Additionally my opponent never discusses Virginia Code Section 40.1-103. The law states It shall be unlawful for any person employing or having the custody of any child willfully or negligently to cause or permit the life of such child to be endangered or the health of such child to be injured, or willfully or negligently to cause or permit such child to be placed in a situation that its life, health or morals may be endangered, or to cause or permit such child to be overworked, tortured, tormented, mutilated, beaten or cruelly treated. Any person violating this section shall be guilty of a Class 6 felony.
I believe this case could have been argued utilizing this statute. Who would not feel that a child is tortured, tormented, cruelly treated, or health may be endangered under the circumstances described in this case?
Church Youth Director Case: Sex with a Minor
Since my opponent himself brought up a church youth director case that I never mentioned, I will touch on a different one of those. Visit,
As you can see, this case was a plea agreement to an entirely suspended sentence in a sexual assault case involving a youth pastor engaged in a several year relationship with an underage girl.
Closing Remarks
In closing, the reason these cases were referenced is because my opponent ended his comments for the evening with “I NEVER DO PLEA AGREEMENTS IN CASES OF VIOLENT CRIME OR SEXUAL ASSAULT.” The Antosh case is an example of a violent crime. I know my opponent called the officer’s injuries “flesh wounds” but the attack on those officers was a violent crime. Most consider adult youth pastors and elected state delegates engaging in sex with underage children as sexual assaults.
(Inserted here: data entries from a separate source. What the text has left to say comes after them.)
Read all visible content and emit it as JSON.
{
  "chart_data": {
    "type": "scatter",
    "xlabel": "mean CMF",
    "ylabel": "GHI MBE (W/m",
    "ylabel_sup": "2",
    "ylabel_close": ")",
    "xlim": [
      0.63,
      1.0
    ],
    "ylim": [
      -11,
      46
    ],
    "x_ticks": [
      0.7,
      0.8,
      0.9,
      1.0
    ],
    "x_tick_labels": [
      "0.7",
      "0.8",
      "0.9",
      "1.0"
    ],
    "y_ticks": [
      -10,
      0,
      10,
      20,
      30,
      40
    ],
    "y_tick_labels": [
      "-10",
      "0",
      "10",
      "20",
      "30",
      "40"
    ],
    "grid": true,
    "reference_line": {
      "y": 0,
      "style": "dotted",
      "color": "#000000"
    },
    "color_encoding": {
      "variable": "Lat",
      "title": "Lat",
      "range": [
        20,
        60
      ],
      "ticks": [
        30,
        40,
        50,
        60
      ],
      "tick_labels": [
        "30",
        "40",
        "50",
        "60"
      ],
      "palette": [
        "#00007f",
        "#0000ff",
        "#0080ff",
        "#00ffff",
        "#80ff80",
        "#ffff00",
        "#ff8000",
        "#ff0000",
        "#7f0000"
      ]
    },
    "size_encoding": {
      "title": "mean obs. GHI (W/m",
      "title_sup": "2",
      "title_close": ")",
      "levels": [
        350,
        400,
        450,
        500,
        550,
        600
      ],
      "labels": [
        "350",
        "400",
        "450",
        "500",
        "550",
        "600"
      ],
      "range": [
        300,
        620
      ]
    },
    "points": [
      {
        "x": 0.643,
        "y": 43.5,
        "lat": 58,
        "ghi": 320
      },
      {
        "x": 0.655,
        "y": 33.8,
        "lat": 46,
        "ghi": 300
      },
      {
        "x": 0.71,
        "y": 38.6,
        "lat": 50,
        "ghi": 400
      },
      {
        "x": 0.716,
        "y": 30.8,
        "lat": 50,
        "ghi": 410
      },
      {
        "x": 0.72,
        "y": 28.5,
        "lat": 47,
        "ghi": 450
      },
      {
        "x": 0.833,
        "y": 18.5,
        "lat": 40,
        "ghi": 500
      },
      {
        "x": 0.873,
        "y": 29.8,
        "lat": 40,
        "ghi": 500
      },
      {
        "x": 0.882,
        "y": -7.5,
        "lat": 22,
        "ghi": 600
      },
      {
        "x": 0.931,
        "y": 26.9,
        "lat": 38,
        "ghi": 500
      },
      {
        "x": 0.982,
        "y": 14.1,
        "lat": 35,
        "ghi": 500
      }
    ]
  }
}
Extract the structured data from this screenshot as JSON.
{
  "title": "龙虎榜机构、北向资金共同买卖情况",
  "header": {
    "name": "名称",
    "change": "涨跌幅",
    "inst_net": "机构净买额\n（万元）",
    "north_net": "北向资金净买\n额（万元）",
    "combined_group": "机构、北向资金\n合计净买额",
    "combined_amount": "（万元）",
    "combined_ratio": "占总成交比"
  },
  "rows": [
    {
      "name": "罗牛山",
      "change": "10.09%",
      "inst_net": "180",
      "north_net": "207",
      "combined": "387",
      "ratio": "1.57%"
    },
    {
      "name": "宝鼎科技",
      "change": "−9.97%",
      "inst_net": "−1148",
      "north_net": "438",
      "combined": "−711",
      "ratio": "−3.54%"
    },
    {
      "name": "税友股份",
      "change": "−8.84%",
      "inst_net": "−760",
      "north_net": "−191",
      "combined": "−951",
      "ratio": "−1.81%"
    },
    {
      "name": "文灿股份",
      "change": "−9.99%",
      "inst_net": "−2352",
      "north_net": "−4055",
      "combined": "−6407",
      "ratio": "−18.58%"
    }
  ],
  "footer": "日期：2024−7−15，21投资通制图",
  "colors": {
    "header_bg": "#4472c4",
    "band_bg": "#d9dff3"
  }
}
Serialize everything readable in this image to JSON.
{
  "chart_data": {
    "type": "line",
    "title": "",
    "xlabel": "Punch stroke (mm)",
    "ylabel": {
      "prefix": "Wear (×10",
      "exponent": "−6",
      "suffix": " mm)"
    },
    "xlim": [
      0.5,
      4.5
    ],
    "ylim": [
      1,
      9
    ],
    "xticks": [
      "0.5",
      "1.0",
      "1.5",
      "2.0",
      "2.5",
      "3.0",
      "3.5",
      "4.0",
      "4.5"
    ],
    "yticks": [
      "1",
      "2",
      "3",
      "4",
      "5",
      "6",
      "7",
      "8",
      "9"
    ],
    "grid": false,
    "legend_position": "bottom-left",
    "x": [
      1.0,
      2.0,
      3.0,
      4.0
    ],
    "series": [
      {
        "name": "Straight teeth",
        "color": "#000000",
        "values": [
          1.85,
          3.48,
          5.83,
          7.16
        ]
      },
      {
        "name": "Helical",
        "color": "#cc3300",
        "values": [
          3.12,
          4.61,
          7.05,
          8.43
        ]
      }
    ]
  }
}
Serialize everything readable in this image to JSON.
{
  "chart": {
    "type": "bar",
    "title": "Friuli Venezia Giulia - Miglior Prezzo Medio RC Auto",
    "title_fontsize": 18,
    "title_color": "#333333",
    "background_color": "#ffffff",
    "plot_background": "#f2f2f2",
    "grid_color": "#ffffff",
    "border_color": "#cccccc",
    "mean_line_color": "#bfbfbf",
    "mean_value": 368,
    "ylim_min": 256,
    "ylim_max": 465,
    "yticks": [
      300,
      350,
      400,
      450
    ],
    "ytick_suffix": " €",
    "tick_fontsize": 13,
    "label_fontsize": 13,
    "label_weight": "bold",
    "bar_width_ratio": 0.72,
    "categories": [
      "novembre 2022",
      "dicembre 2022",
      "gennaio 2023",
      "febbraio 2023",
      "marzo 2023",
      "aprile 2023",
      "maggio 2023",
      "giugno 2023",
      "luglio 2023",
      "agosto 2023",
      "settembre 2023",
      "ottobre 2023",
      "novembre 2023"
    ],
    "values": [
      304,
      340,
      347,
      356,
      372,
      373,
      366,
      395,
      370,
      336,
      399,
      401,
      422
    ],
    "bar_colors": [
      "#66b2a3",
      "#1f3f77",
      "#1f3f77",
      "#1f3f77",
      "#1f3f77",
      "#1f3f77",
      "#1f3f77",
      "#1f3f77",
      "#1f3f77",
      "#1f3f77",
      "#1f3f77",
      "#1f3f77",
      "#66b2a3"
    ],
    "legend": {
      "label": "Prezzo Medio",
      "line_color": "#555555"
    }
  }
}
Contrary to my opponent’s comments, one only has to look at articles in the Free Lance Star to know that he and his Office routinely enter into plea agreements (charges and sentence agreed upon) with defendants who are charged with violent crimes or sexual assault. Many times, I have no doubt that they are justified in doing so, but according to my opponent’s statements at the NAACP meeting, they do not do them at all. One may look at the Spotsylvania court records to see hundreds of others. One may view two recent armed robbery defendants, Adam Perminter and David Ward who entered into agreed upon plea agreements within the last month. One received two years and the other four years for the armed robbery of 7-11. This was the third robbery each was involved in. They received 15 and 10 ½ respectively in the City of Fredericksburg after pleas were entered to the charges and arguments were heard by the Circuit Court on sentencing. Robbery and the use of firearms during a robbery are violent crimes!
My opponent’s comment at the NAACP meeting was not a half truth, it was 100% entirely untrue and it is incredibly interesting that he felt the need to go onto Facebook the very next day to DEFEND THE VERY THINGS HE ENDED THE MEETING BY SAYING HE NEVER DOES.
Lastly, my statement was 100% true and accurate as I stated my opinion, and before questioning my integrity and my comments, perhaps my opponent should consider his own closing remarks that everyone present heard him make. One that he and everyone present knew to be 100% false.